Now I feel as if im losing my connections with people, and the weird thing is I dunno wat I did wrong or whether I even did smth wrong in the frst place. Its juz that I can feel relationships slipping away and the link with ppl that I have once established and fought so hard to achieve is kind of crumbling. Maybe im being paranoid, maybe I think too much, but I cant find any answer. Seek and you will find, so lets seek God.
I sometimes feel as if my effort is always not enough, no matter how hard I try to achieve smth, to get wat I want, to try and satisfy emotional needs of others, my effort seems to be always always not enough..in chinese there is an idiom to perfectly describe wat im feeling, but in English, I cant. Haha,i noe, im relying on God, on His strength..i always think that I cant grow as much as others even if the effort we put in is the same, and sometimes, well, I have to admit, it gets demoralizing. Much as I love to help pple, I cant help but wonder why am I supporting that person if Im going to stay the same and grow little by little while I watch her spiraling up? My growth rate is slow. Haiz. Sad. Heart-wrenching. Nvm, shall juz tell God I love Him and im going to leave everything in His hands. He is the Healer!

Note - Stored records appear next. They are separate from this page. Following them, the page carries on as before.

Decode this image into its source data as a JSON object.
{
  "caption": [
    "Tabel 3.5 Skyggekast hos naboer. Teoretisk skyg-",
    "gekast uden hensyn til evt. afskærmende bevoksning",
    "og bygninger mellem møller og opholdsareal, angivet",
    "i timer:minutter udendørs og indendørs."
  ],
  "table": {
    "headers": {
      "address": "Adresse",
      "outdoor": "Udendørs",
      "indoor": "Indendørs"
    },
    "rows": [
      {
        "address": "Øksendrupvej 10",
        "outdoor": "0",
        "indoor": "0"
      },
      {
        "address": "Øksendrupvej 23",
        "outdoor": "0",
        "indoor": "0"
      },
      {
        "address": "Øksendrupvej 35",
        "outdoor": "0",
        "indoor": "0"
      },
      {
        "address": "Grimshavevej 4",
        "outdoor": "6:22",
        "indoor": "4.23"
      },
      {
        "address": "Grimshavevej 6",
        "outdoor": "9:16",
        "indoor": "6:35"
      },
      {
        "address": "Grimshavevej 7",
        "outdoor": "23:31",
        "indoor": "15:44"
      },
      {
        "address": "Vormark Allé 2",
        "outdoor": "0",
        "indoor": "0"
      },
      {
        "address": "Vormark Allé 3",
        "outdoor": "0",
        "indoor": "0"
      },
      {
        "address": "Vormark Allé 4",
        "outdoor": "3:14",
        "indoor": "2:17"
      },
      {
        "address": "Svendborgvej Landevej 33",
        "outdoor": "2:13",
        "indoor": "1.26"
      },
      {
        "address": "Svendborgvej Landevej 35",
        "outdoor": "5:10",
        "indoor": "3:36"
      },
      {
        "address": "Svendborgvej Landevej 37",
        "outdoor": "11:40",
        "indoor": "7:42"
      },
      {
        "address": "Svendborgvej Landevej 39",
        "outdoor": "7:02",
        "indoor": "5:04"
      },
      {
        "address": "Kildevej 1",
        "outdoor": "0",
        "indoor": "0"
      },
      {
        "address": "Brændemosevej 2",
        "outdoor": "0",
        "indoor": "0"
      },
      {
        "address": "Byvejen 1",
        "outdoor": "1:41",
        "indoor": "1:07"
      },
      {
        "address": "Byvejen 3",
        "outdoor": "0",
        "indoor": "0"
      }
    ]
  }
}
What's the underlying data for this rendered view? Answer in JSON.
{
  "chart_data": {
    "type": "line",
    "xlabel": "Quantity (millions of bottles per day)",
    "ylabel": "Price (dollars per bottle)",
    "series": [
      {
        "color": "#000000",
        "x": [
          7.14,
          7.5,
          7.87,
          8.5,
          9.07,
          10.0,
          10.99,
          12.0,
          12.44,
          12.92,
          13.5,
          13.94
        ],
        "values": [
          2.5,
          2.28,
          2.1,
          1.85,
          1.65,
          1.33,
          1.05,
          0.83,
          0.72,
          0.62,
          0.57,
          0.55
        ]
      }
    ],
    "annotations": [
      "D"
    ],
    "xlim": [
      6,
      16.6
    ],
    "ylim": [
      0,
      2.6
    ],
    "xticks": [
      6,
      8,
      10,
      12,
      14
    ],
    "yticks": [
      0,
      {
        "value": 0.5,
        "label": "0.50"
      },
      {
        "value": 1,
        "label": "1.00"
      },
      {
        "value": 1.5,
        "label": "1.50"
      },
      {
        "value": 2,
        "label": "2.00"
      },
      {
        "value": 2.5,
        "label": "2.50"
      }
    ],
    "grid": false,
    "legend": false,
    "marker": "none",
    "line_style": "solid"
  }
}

Actually, even as my spirits are so dampened now, I still want to say smth. That is wadeva u got now, though in ur view may not be enough, pls treasure. Or else im very very certain that u will regret it like I do now. I did not treasure and be thankful for wat I have, I gave an attitude and in the end, I lost. You are blessed now, just that u dunno it. Im sorry for breaking and hurting so many hearts in the past due to my own selfishness. Im sorry im sorry. Sorry, this is such a weird post, juz er ignore? Haha..im juz temporarily screwed.